In Parasite, Bong Joon-ho invites the viewer to question the societal structures that perpetuate inequality and discrimination. His exploration of class division and its consequences, as well as his indie film style, catapulted Parasite to global fame.
Parasite was produced on a modest budget of approximately $15 million, a fraction of the cost of many Hollywood blockbusters. Despite these financial constraints, the film’s production values are remarkably high, with exceptional cinematography. The success of Parasite proves that unique story and skilled direction is far more influential in creating a memorable film than a vast production budget.
Awards Nominations and Wins
Parasite has been widely recognized for its cinematic achievements, receiving numerous awards nominations and wins. The film made history at the 92nd Academy Awards, becoming the first non-English language film to win the coveted Best Picture award. In addition to this prestigious accolade, Parasite also won Best Director for Bong Joon-ho, Best Original Screenplay, and Best International Feature Film.
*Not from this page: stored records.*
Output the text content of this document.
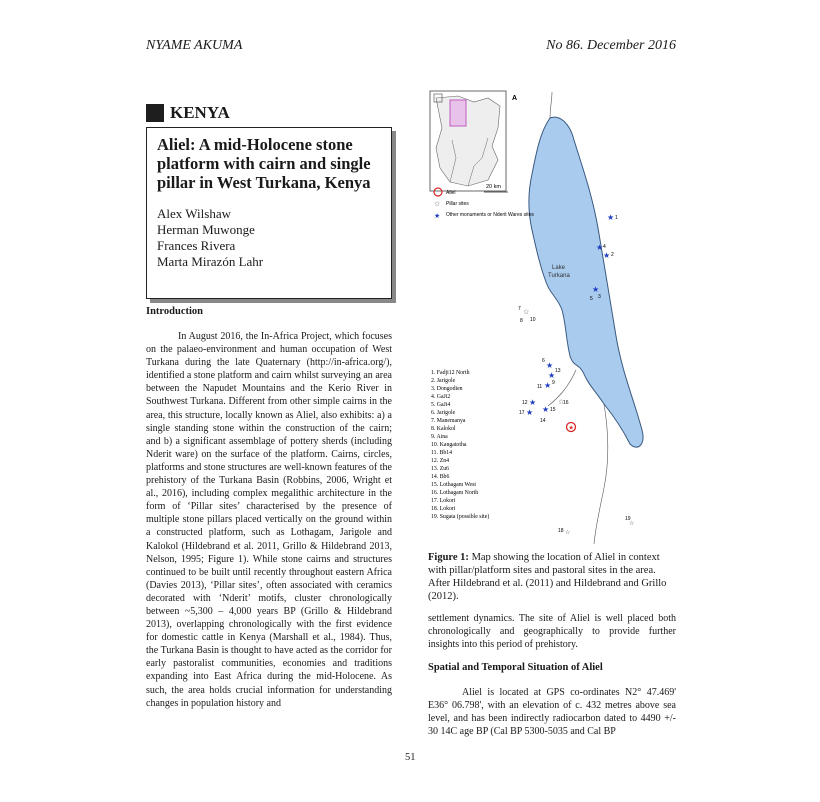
NYAME AKUMA	No 86. December 2016
KENYA
Aliel: A mid-Holocene stone platform with cairn and single pillar in West Turkana, Kenya
Alex Wilshaw
Herman Muwonge
Frances Rivera
Marta Mirazón Lahr
Introduction
In August 2016, the In-Africa Project, which focuses on the palaeo-environment and human occupation of West Turkana during the late Quaternary (http://in-africa.org/), identified a stone platform and cairn whilst surveying an area between the Napudet Mountains and the Kerio River in Southwest Turkana. Different from other simple cairns in the area, this structure, locally known as Aliel, also exhibits: a) a single standing stone within the construction of the cairn; and b) a significant assemblage of pottery sherds (including Nderit ware) on the surface of the platform. Cairns, circles, platforms and stone structures are well-known features of the prehistory of the Turkana Basin (Robbins, 2006, Wright et al., 2016), including complex megalithic architecture in the form of ‘Pillar sites’ characterised by the presence of multiple stone pillars placed vertically on the ground within a constructed platform, such as Lothagam, Jarigole and Kalokol (Hildebrand et al. 2011, Grillo & Hildebrand 2013, Nelson, 1995; Figure 1). While stone cairns and structures continued to be built until recently throughout eastern Africa (Davies 2013), ‘Pillar sites’, often associated with ceramics decorated with ‘Nderit’ motifs, cluster chronologically between ~5,300 – 4,000 years BP (Grillo & Hildebrand 2013), overlapping chronologically with the first evidence for domestic cattle in Kenya (Marshall et al., 1984). Thus, the Turkana Basin is thought to have acted as the corridor for early pastoralist communities, economies and traditions expanding into East Africa during the mid-Holocene. As such, the area holds crucial information for understanding changes in population history and
A
Lake
Turkana
20 km
Aliel
☆ Pillar sites
★ Other monuments or Nderit Wares sites	★ 1
★
★ 2
★
3
☆
7
8
★
6
★
★
11
★
12
★
17 ★ 15
14
☆
16
★
19
☆
18 ☆
1. Fadji12 North
2. Jarigole
3. Dongodien
4. GaJi2
5. GaJi4
6. Jarigole
7. Manemanya
8. Kalokol
9. Aina
10. Kangatotha
11. Bb14
12. Zn4
13. Zu6
14. Bb6
15. Lothagam West
16. Lothagam North
17. Lokori
18. Lokori
19. Sugata (possible site)
4
5
9
10
13
Figure 1: Map showing the location of Aliel in context with pillar/platform sites and pastoral sites in the area. After Hildebrand et al. (2011) and Hildebrand and Grillo (2012).
settlement dynamics. The site of Aliel is well placed both chronologically and geographically to provide further insights into this period of prehistory.
Spatial and Temporal Situation of Aliel
Aliel is located at GPS co-ordinates N2° 47.469' E36° 06.798', with an elevation of c. 432 metres above sea level, and has been indirectly radiocarbon dated to 4490 +/- 30 14C age BP (Cal BP 5300-5035 and Cal BP
51
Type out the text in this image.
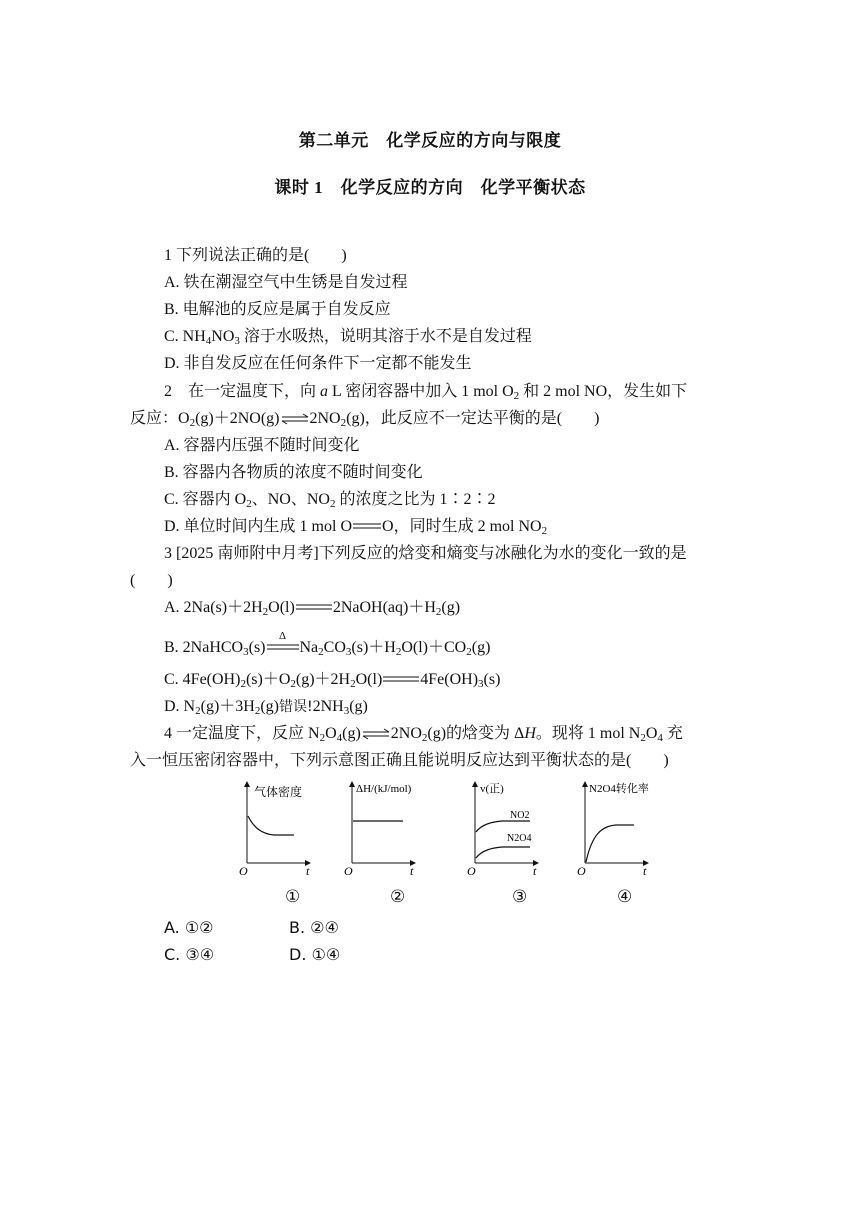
第二单元　化学反应的方向与限度
课时 1　化学反应的方向　化学平衡状态
1 下列说法正确的是(　　)
A. 铁在潮湿空气中生锈是自发过程
B. 电解池的反应是属于自发反应
C. $NH_4NO_3$ 溶于水吸热，说明其溶于水不是自发过程
D. 非自发反应在任何条件下一定都不能发生
2　在一定温度下，向 a L 密闭容器中加入 1 mol $O_2$ 和 2 mol NO，发生如下
反应：$O_2(g)+2NO(g)\rightleftharpoons 2NO_2(g)$，此反应不一定达平衡的是(　　)
A. 容器内压强不随时间变化
B. 容器内各物质的浓度不随时间变化
C. 容器内 $O_2$、NO、$NO_2$ 的浓度之比为 1∶2∶2
D. 单位时间内生成 1 mol O O，同时生成 2 mol $NO_2$
3 [2025 南师附中月考]下列反应的焓变和熵变与冰融化为水的变化一致的是
(　　)
A. $2Na(s)+2H_2O(l)$ $2NaOH(aq)+H_2(g)$
B. 2NaHCO$_3$(s)
Δ
$Na_2CO_3(s)+H_2O(l)+CO_2(g)$
C. $4Fe(OH)_2(s)+O_2(g)+2H_2O(l)$ $4Fe(OH)_3(s)$
D. $N_2(g)+3H_2(g)$错误$!2NH_3(g)$
4 一定温度下，反应 $N_2O_4(g)\rightleftharpoons 2NO_2(g)$的焓变为 ΔH。现将 1 mol $N_2O_4$ 充
入一恒压密闭容器中，下列示意图正确且能说明反应达到平衡状态的是(　　)
气体密度
O	t
ΔH/(kJ/mol)
O	t
v(正)
NO2
N2O4
O	t
N2O4转化率
O	t
①	②	③	④
A. ①②	B. ②④
C. ③④	D. ①④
The film’s success at the Oscars was not an isolated achievement; it garnered accolades at various other prestigious film festivals and award ceremonies, including the Palme d’Or at the 2019 Cannes Film Festival, the Golden Globe for Best Foreign Language Film, and the BAFTA for Best Film Not in the English Language.
A Global Phenomenon
The widespread acclaim and recognition for Parasite has transformed it into a global phenomenon, distinguishing it from other foreign films of its genre. The film’s international success can be attributed, in part, to the marketing strategies employed to promote it.
High-profile endorsements from respected figures in the entertainment industry, such as Jordan Peele, have helped to elevate Parasite‘s status and increase its visibility. The film’s numerous awards have further bolstered its reputation, drawing the attention of a wider audience.
Parasite and Its Impact on the Film Industry
The success of Parasite had a profound impact on the film industry, both within Korea and internationally. Its triumph at the Oscars sparked renewed interest in foreign-language films, challenging the idea that such films cannot achieve widespread recognition. Parasite highlights the importance of the film industry’s investment in diversity, and proves that foreign-language films can absolutely achieve global success and acclaim.